In I Kings 19, after the prophet Elijah had eluded arrest, survived the drought in Samaria, and prevailed over Ahab’s and Jezebel’s prophets of Baal on Mt. Carmel, he felt so alone – exhausted, anxious, afraid — that he fled into the desert, sat down under a broom tree, and prayed to die.  He might have even said “I am so done with confronting Jezebel and Ahab.”  God did not punish him.  He let Elijah rest, miraculously provided him food and drink to revive his body, and then led him on a long walk to Mt.
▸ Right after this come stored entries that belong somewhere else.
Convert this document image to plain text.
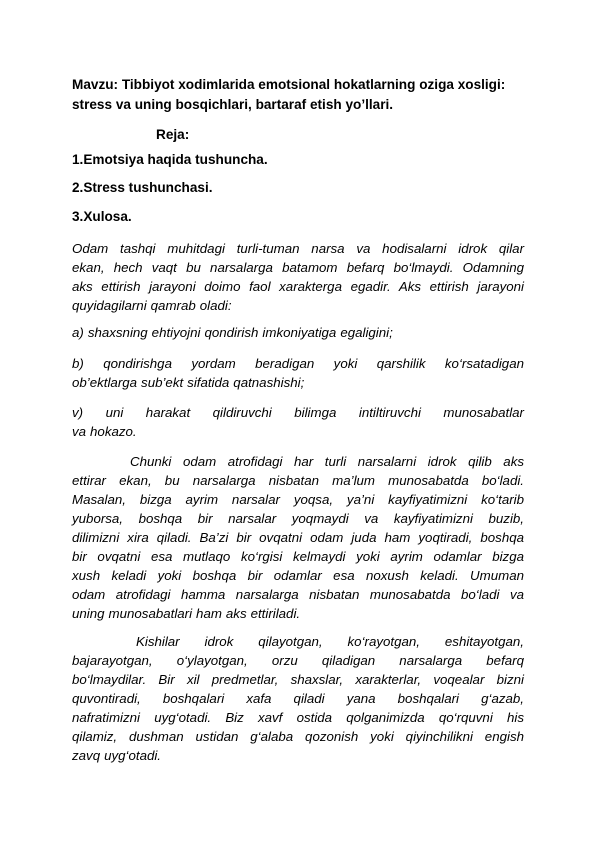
Mavzu: Tibbiyot xodimlarida emotsional hokatlarning oziga xosligi: stress va uning bosqichlari, bartaraf etish yo’llari.
Reja:
1.Emotsiya haqida tushuncha.
2.Stress tushunchasi.
3.Xulosa.
Odam tashqi muhitdagi turli-tuman narsa va hodisalarni idrok qilar
ekan, hech vaqt bu narsalarga batamom befarq bo‘lmaydi. Odamning
aks ettirish jarayoni doimo faol xarakterga egadir. Aks ettirish jarayoni
quyidagilarni qamrab oladi:
a) shaxsning ehtiyojni qondirish imkoniyatiga egaligini;
b) qondirishga yordam beradigan yoki qarshilik ko‘rsatadigan
ob’ektlarga sub’ekt sifatida qatnashishi;
v) uni harakat qildiruvchi bilimga intiltiruvchi munosabatlar
va hokazo.
Chunki odam atrofidagi har turli narsalarni idrok qilib aks
ettirar ekan, bu narsalarga nisbatan ma’lum munosabatda bo‘ladi.
Masalan, bizga ayrim narsalar yoqsa, ya’ni kayfiyatimizni ko‘tarib
yuborsa, boshqa bir narsalar yoqmaydi va kayfiyatimizni buzib,
dilimizni xira qiladi. Ba’zi bir ovqatni odam juda ham yoqtiradi, boshqa
bir ovqatni esa mutlaqo ko‘rgisi kelmaydi yoki ayrim odamlar bizga
xush keladi yoki boshqa bir odamlar esa noxush keladi. Umuman
odam atrofidagi hamma narsalarga nisbatan munosabatda bo‘ladi va
uning munosabatlari ham aks ettiriladi.
Kishilar idrok qilayotgan, ko‘rayotgan, eshitayotgan,
bajarayotgan, o‘ylayotgan, orzu qiladigan narsalarga befarq
bo‘lmaydilar. Bir xil predmetlar, shaxslar, xarakterlar, voqealar bizni
quvontiradi, boshqalari xafa qiladi yana boshqalari g‘azab,
nafratimizni uyg‘otadi. Biz xavf ostida qolganimizda qo‘rquvni his
qilamiz, dushman ustidan g‘alaba qozonish yoki qiyinchilikni engish
zavq uyg‘otadi.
Horeb where he was given a new experience of God’s presence.  God twice asked Elijah “what are you doing here?” and allowed him to hear the self-pity in his answer.  God gave Elijah a “close encounter” by passing by the mouth of the cave where he had sheltered.  He helped Elijah to learn that the answer to his need was not in the noise of a mighty wind, nor in the power of an earthquake, nor in the energy of a fire, but in the gentle whisper of God’s Spirit.  Finally, God sent the prophet back to his old place with important new assignments – preparation of new leadership, identification of a prophet to succeed him, and regathering of a faithful remnant who loved God and would help continue his redemptive plan for the world.  We would do well to learn from Elijah’s example a way of responding redemptively to the wearisome, discouraging year that 2020 has been.
Ron Ferguson, 19 July 2020  
Queries for Reflection and Worship-Sharing
1)  What about the pandemic have you found most exhausting?  Most anxiety-producing?  Most fearful?  How have you found rest from those burdens?
2)  Why do you think the Lord asked Elijah “What are you doing here?”  If he asked you that, how would you answer?
3)  According to II Peter 1:5-8, what is the key to gaining perseverance for experiences like 2020’s trials?
4)   In your life, how have you experienced the truth that Christ’s “yoke is easy, and his burden is light”?